It is quiet at my parents' house. Outside, that is. Huddled in a warm hooded sweatshirt and surrounded by a blanket, I sit on their back deck in crisp morning air. Alone.
I listen to birds twittering and calling and take pause when they fly to the bird feeders just feet away from where I sit. Chickadees and finches flit quickly about. My parents live on ten acres and I look forward into a wooded area.
Rest. Peace. Quiet. I find myself thinking of them often, longing for them, writing of them. Probably because with four kids under six years old, I don't have much quiet or rest. Sometimes I find myself anxious for the days when my kids are older - teenagers who sleep in, and I have the opportunity to wake up and drink a cup of chai by myself.

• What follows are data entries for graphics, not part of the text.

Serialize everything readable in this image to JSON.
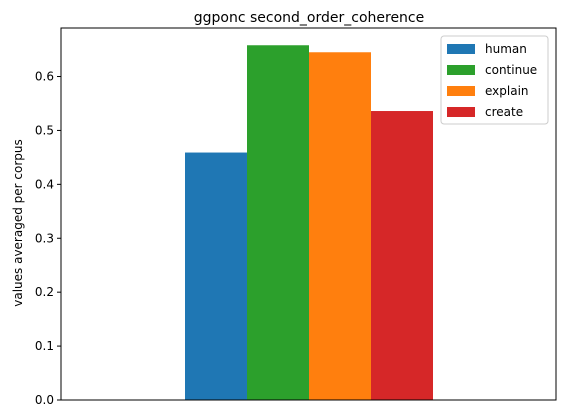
{
  "chart_data": {
    "type": "bar",
    "title": "ggponc second_order_coherence",
    "xlabel": "",
    "ylabel": "values averaged per corpus",
    "ylim": [
      0,
      0.69
    ],
    "yticks": [
      "0.0",
      "0.1",
      "0.2",
      "0.3",
      "0.4",
      "0.5",
      "0.6"
    ],
    "grid": false,
    "legend_position": "top-right",
    "series": [
      {
        "name": "human",
        "value": 0.459,
        "color": "#1f77b4"
      },
      {
        "name": "continue",
        "value": 0.658,
        "color": "#2ca02c"
      },
      {
        "name": "explain",
        "value": 0.645,
        "color": "#ff7f0e"
      },
      {
        "name": "create",
        "value": 0.536,
        "color": "#d62728"
      }
    ]
  }
}
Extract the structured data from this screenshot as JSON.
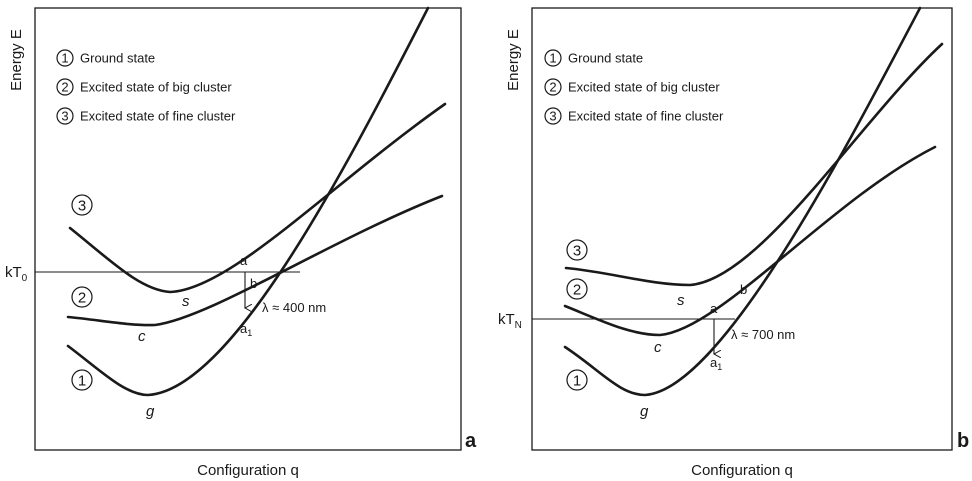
{
  "panels": [
    {
      "letter": "a",
      "y_axis_label": "Energy E",
      "x_axis_label": "Configuration q",
      "legend": [
        {
          "num": "1",
          "text": "Ground state"
        },
        {
          "num": "2",
          "text": "Excited state of big cluster"
        },
        {
          "num": "3",
          "text": "Excited state of fine cluster"
        }
      ],
      "level_label": {
        "main": "kT",
        "sub": "0"
      },
      "curve_numbers": [
        "3",
        "2",
        "1"
      ],
      "minima": {
        "s": "s",
        "c": "c",
        "g": "g"
      },
      "points": {
        "a": "a",
        "b": "b",
        "a1_main": "a",
        "a1_sub": "1"
      },
      "wavelength": "λ ≈ 400 nm"
    },
    {
      "letter": "b",
      "y_axis_label": "Energy E",
      "x_axis_label": "Configuration q",
      "legend": [
        {
          "num": "1",
          "text": "Ground state"
        },
        {
          "num": "2",
          "text": "Excited state of big cluster"
        },
        {
          "num": "3",
          "text": "Excited state of fine cluster"
        }
      ],
      "level_label": {
        "main": "kT",
        "sub": "N"
      },
      "curve_numbers": [
        "3",
        "2",
        "1"
      ],
      "minima": {
        "s": "s",
        "c": "c",
        "g": "g"
      },
      "points": {
        "a": "a",
        "b": "b",
        "a1_main": "a",
        "a1_sub": "1"
      },
      "wavelength": "λ ≈ 700 nm"
    }
  ]
}
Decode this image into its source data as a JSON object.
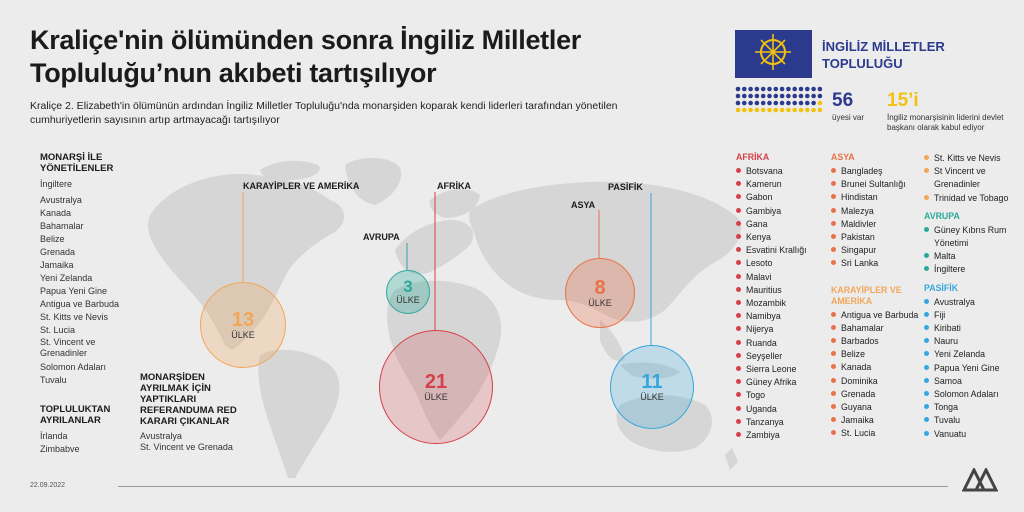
{
  "title": "Kraliçe'nin ölümünden sonra İngiliz Milletler Topluluğu’nun akıbeti tartışılıyor",
  "subtitle": "Kraliçe 2. Elizabeth'in ölümünün ardından İngiliz Milletler Topluluğu'nda monarşiden koparak kendi liderleri tarafından yönetilen cumhuriyetlerin sayısının artıp artmayacağı tartışılıyor",
  "monarchy": {
    "heading": "MONARŞİ İLE YÖNETİLENLER",
    "items": [
      "İngiltere",
      "Avustralya",
      "Kanada",
      "Bahamalar",
      "Belize",
      "Grenada",
      "Jamaika",
      "Yeni Zelanda",
      "Papua Yeni Gine",
      "Antigua ve Barbuda",
      "St. Kitts ve Nevis",
      "St. Lucia",
      "St. Vincent ve Grenadinler",
      "Solomon Adaları",
      "Tuvalu"
    ]
  },
  "left_union": {
    "heading": "TOPLULUKTAN AYRILANLAR",
    "items": [
      "İrlanda",
      "Zimbabve"
    ]
  },
  "referendum": {
    "heading": "MONARŞİDEN AYRILMAK İÇİN YAPTIKLARI REFERANDUMA RED KARARI ÇIKANLAR",
    "items": [
      "Avustralya",
      "St. Vincent ve Grenada"
    ]
  },
  "regions": [
    {
      "label": "KARAYİPLER VE AMERİKA",
      "count": "13",
      "unit": "ÜLKE",
      "color": "#f2a65a"
    },
    {
      "label": "AVRUPA",
      "count": "3",
      "unit": "ÜLKE",
      "color": "#2aa99a"
    },
    {
      "label": "AFRİKA",
      "count": "21",
      "unit": "ÜLKE",
      "color": "#d6404a"
    },
    {
      "label": "ASYA",
      "count": "8",
      "unit": "ÜLKE",
      "color": "#e8734a"
    },
    {
      "label": "PASİFİK",
      "count": "11",
      "unit": "ÜLKE",
      "color": "#37a6dc"
    }
  ],
  "panel": {
    "title": "İNGİLİZ MİLLETLER TOPLULUĞU",
    "members_count": "56",
    "members_label": "üyesi var",
    "monarch_count": "15’i",
    "monarch_label": "İngiliz monarşisinin liderini devlet başkanı olarak kabul ediyor",
    "flag_color": "#2b3a8c",
    "accent": "#f2c20f"
  },
  "country_lists": {
    "afrika": {
      "heading": "AFRİKA",
      "color": "#d6404a",
      "items": [
        "Botsvana",
        "Kamerun",
        "Gabon",
        "Gambiya",
        "Gana",
        "Kenya",
        "Esvatini Krallığı",
        "Lesoto",
        "Malavi",
        "Mauritius",
        "Mozambik",
        "Namibya",
        "Nijerya",
        "Ruanda",
        "Seyşeller",
        "Sierra Leone",
        "Güney Afrika",
        "Togo",
        "Uganda",
        "Tanzanya",
        "Zambiya"
      ]
    },
    "asya": {
      "heading": "ASYA",
      "color": "#e8734a",
      "items": [
        "Bangladeş",
        "Brunei Sultanlığı",
        "Hindistan",
        "Malezya",
        "Maldivler",
        "Pakistan",
        "Singapur",
        "Sri Lanka"
      ]
    },
    "karayipler": {
      "heading": "KARAYİPLER VE AMERİKA",
      "color": "#f2a65a",
      "items": [
        "Antigua ve Barbuda",
        "Bahamalar",
        "Barbados",
        "Belize",
        "Kanada",
        "Dominika",
        "Grenada",
        "Guyana",
        "Jamaika",
        "St. Lucia",
        "St. Kitts ve Nevis",
        "St Vincent ve Grenadinler",
        "Trinidad ve Tobago"
      ]
    },
    "avrupa": {
      "heading": "AVRUPA",
      "color": "#2aa99a",
      "items": [
        "Güney Kıbrıs Rum Yönetimi",
        "Malta",
        "İngiltere"
      ]
    },
    "pasifik": {
      "heading": "PASİFİK",
      "color": "#37a6dc",
      "items": [
        "Avustralya",
        "Fiji",
        "Kiribati",
        "Nauru",
        "Yeni Zelanda",
        "Papua Yeni Gine",
        "Samoa",
        "Solomon Adaları",
        "Tonga",
        "Tuvalu",
        "Vanuatu"
      ]
    }
  },
  "date": "22.09.2022"
}
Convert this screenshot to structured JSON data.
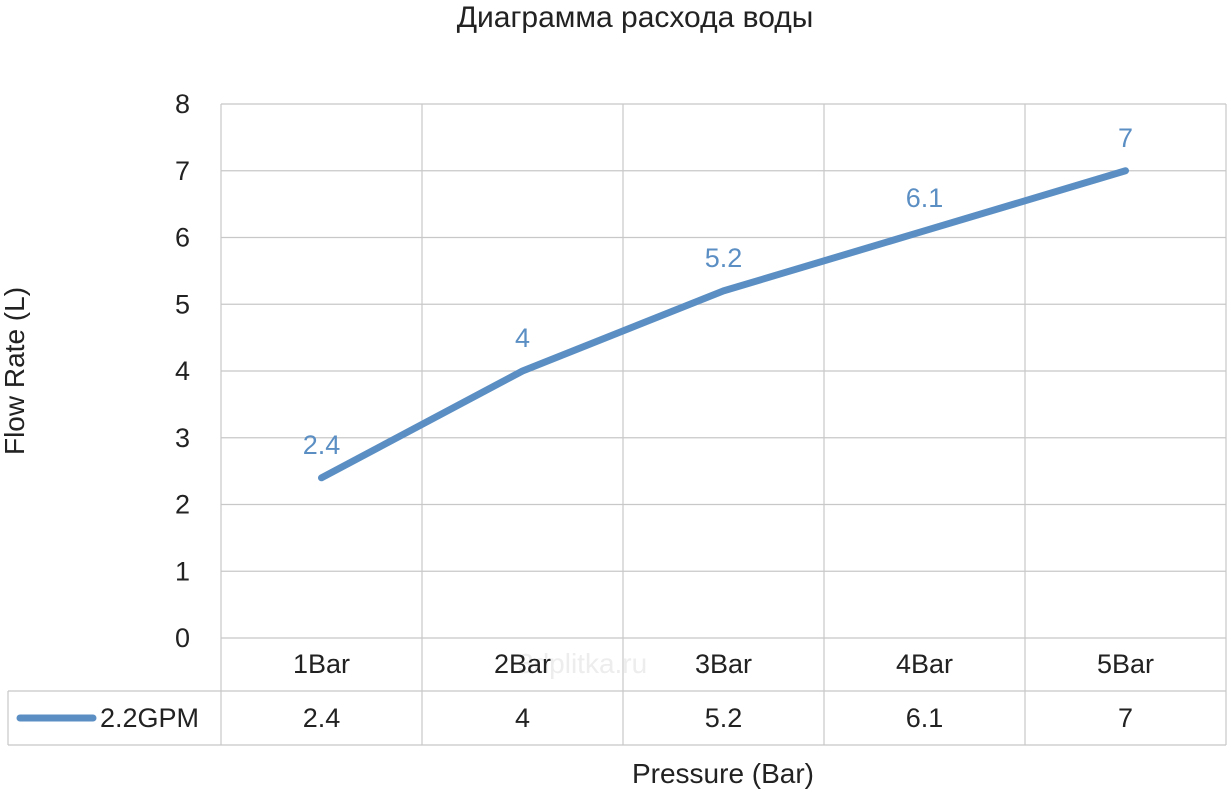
{
  "watermark": "3dplitka.ru",
  "chart_data": {
    "type": "line",
    "title": "Диаграмма расхода воды",
    "xlabel": "Pressure (Bar)",
    "ylabel": "Flow Rate (L)",
    "categories": [
      "1Bar",
      "2Bar",
      "3Bar",
      "4Bar",
      "5Bar"
    ],
    "series": [
      {
        "name": "2.2GPM",
        "values": [
          2.4,
          4,
          5.2,
          6.1,
          7
        ],
        "value_labels": [
          "2.4",
          "4",
          "5.2",
          "6.1",
          "7"
        ],
        "color": "#5b8fc4"
      }
    ],
    "ylim": [
      0,
      8
    ],
    "yticks": [
      "0",
      "1",
      "2",
      "3",
      "4",
      "5",
      "6",
      "7",
      "8"
    ],
    "grid": true,
    "data_table": true,
    "legend": "in data table"
  }
}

As I stare at the yard and the grass so green in April, I can already imagine summer visits here. I can visualize Ellie in a sundress - how she loves dresses right now - running like the tornado she is, barefoot through the grass. I can see the bruises and scrapes covering the legs of little adventurous boys, telltale markings of summer. Dirty feet and knees and fingernails. Skin kissed by the sun. Ezekiel learning to crawl and discovering this new outdoor land.
The land I grew up on myself. Running in and between clothes drying on a long line stretched between two posts. Gleeful shrieks coming from four-wheeler rides with Grandpa. Adventure walks back into the woods. I should take them on a picnic back there this year. Running after bubbles and through sprinklers and falling onto soft green blades of mowed grass.
Soon my own childhood memories mix with my visions of future moments with my children and I see them juxtaposed. It stops me and I think of how I enjoyed being a kid in the summer. How I have days when I long to go back. And it hits me that so many days I want life to speed up to get to "easier times and ages" of the kids and I realize -
Why would I want to wish these away for them?